Whatever work it's part of, you need to send it to me.
- Too much "I" and not fully using first person, set up around trading
metaphor and tone for color and commentary. Though there are the beginnings of interesting use.
- "what felt like ages" - cliche, replace
- "sans-serif", too literal and makes narrator sound mechnical. Describe
how font looks instead, this allows for coloration with the mood of story
also.
- Mysterious song is mysterious, describe please.
- "I took to staring out the window at the subway wall again.
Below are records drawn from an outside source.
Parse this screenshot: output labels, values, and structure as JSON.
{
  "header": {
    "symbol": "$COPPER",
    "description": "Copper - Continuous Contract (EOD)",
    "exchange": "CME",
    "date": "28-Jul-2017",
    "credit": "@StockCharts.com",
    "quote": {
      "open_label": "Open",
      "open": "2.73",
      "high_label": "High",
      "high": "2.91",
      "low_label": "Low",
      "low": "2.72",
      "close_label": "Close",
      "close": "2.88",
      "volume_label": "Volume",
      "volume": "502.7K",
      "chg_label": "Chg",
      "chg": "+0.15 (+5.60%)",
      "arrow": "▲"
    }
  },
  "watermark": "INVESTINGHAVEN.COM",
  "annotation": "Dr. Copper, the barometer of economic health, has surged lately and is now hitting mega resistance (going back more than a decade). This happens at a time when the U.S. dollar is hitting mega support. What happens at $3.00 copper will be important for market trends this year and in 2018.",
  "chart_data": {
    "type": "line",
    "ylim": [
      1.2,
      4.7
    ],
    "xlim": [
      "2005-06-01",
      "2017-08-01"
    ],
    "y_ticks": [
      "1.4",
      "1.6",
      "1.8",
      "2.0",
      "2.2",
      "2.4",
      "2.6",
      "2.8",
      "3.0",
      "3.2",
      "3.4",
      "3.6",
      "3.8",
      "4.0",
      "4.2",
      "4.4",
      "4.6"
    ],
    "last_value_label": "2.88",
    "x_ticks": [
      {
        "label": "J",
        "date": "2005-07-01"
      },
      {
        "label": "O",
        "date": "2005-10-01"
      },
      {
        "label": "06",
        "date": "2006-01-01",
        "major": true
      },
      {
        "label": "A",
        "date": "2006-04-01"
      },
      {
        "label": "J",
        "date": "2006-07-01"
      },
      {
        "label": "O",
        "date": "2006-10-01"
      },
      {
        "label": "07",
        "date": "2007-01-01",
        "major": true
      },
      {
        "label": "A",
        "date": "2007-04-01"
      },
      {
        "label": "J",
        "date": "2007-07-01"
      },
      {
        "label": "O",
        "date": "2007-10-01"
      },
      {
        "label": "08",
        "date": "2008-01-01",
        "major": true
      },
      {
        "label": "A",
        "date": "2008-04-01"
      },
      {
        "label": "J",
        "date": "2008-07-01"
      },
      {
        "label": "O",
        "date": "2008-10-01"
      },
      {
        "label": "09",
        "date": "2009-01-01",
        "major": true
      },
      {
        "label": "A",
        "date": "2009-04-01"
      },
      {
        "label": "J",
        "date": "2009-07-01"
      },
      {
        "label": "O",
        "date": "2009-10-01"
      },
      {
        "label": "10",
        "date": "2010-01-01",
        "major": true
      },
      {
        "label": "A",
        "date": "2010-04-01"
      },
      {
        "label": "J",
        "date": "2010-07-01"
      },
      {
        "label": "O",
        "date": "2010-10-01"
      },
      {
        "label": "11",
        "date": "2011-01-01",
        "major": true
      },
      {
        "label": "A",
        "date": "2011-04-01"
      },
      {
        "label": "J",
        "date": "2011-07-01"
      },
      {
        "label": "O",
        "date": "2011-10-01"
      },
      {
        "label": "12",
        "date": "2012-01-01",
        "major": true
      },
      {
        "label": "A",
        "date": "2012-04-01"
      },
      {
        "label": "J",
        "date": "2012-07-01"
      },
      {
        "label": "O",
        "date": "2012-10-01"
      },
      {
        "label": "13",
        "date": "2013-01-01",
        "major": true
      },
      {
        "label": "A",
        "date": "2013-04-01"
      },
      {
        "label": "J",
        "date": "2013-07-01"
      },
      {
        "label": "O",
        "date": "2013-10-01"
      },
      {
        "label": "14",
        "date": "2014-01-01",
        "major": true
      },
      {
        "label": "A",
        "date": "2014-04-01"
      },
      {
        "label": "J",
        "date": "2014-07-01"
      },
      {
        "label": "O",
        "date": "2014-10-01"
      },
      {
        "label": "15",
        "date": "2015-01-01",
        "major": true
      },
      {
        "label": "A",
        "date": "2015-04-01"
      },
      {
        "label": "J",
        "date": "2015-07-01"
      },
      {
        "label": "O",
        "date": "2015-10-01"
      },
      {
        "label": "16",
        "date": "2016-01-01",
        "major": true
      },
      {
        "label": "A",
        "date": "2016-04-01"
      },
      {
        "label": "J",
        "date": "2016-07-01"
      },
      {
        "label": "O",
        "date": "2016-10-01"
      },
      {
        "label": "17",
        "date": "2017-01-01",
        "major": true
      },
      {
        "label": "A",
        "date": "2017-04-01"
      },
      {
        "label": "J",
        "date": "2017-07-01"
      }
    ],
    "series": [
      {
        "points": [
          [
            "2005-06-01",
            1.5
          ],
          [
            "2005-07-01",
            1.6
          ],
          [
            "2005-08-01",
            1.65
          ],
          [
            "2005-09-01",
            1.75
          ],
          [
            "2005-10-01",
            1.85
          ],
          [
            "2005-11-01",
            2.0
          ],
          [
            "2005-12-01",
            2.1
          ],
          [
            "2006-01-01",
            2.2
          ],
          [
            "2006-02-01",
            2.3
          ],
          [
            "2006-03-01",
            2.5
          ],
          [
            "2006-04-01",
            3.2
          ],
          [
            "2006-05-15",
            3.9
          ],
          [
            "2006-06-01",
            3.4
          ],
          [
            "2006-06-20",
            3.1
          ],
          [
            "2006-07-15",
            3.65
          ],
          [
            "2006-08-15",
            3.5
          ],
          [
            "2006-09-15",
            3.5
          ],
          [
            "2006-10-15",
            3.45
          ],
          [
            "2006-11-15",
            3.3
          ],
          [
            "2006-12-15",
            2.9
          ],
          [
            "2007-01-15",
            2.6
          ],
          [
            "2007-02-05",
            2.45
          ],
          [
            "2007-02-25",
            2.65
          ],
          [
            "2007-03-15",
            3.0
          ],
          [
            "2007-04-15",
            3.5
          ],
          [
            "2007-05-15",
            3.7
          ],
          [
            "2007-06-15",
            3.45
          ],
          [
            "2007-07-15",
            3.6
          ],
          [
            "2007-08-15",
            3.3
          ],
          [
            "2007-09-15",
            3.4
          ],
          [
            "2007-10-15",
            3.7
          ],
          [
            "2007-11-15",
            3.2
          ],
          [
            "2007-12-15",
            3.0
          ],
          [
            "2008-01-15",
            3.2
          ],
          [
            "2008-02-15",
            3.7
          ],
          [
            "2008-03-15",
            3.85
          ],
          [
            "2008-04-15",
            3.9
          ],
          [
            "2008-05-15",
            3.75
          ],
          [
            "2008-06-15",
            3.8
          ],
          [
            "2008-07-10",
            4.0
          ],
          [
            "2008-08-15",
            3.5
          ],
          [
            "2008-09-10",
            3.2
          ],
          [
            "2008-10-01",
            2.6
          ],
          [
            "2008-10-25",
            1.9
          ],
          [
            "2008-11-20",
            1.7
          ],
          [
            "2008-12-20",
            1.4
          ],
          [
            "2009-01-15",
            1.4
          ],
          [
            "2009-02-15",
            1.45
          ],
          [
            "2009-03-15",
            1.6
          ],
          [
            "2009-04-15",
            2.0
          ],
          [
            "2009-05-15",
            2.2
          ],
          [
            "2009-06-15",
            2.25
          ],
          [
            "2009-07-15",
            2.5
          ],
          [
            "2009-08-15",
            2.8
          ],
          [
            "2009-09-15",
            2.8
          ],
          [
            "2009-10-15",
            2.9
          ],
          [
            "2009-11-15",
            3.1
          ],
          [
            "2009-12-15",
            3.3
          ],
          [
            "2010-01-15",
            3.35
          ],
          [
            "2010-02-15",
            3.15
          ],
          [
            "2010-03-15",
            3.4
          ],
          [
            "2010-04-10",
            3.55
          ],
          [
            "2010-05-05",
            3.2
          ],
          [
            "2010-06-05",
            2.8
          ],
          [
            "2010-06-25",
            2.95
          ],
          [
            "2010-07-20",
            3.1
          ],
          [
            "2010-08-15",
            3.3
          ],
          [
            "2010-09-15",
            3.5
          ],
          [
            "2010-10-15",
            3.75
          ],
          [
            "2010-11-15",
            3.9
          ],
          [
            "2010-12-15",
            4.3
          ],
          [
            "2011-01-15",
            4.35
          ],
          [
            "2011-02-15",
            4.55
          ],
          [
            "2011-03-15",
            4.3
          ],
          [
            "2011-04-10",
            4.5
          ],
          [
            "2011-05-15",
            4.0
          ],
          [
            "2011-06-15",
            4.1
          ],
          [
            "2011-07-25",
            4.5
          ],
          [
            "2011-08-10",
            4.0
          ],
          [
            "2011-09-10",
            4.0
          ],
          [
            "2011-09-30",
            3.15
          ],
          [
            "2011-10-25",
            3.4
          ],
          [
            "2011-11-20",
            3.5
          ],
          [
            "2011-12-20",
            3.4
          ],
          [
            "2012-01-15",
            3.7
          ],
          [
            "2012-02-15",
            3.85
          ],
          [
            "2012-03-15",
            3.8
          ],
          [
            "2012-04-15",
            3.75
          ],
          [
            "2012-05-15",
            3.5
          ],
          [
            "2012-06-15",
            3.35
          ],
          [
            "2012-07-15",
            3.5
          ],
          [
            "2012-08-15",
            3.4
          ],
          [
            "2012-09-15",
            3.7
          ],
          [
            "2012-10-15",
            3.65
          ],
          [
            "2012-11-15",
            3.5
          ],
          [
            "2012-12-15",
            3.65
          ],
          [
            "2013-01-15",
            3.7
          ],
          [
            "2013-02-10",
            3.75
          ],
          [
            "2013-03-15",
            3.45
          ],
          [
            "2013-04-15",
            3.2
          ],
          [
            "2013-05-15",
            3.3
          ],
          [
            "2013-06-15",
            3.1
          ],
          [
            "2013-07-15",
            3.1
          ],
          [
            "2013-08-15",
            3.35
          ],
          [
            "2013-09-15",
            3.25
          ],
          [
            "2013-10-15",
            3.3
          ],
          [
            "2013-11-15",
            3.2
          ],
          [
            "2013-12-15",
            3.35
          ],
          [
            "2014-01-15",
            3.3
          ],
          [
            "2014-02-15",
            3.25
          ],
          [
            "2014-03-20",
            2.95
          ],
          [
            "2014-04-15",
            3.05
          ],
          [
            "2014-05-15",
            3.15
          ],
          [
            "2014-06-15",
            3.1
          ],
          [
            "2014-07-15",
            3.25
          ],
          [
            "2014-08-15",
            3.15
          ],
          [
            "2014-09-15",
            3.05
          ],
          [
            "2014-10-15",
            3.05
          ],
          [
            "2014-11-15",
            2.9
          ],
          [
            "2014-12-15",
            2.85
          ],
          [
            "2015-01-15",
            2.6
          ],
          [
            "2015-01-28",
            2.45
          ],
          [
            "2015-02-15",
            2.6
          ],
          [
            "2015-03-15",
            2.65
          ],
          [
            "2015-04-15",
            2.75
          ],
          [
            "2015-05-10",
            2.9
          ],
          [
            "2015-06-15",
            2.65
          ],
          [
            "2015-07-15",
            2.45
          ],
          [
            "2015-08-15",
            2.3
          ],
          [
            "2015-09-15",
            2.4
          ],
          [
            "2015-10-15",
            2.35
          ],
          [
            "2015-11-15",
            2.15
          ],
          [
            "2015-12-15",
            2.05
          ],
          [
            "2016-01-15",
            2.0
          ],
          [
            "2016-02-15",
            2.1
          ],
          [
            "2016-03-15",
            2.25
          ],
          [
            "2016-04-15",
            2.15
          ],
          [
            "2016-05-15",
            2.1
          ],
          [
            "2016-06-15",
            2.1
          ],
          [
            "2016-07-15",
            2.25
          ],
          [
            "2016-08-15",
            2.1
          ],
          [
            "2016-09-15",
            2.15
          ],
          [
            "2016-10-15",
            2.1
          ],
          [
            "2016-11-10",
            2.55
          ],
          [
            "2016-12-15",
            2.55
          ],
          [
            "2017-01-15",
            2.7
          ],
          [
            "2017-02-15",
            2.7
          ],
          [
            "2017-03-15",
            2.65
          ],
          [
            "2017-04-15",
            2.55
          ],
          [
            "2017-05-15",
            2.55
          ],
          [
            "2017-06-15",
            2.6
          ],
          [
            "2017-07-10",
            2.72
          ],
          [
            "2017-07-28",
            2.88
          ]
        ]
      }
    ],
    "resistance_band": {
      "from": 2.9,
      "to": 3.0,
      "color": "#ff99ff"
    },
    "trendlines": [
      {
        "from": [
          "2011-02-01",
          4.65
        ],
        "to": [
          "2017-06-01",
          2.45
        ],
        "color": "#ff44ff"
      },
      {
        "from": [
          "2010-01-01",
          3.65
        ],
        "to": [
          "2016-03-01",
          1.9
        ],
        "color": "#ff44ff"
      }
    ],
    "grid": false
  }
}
The same
flicker of light and dark wall sections flowing by, almost hypnotically.
The smear of lights lining the ceiling, flashing, coruscating white suns,
writhing in the dark." - Feels like the best section of the story to me.
- "like a shower of stars falling from dark nebulae far above me." -
cheesy, doesn't work
- Space and time motifs?
- Air of mystery and mild horror is excellently set.
Just a few things I jotted down in Mousepad while I was reading it.
I'd say it's pretty damn good, could use work in places and it needs to be finished. For some reason it reminds me of Dark City and some of the seizure section reminded me of some of the The Many's speeches from System Shock 2
If you ever finish it I'll provide a more detailed review.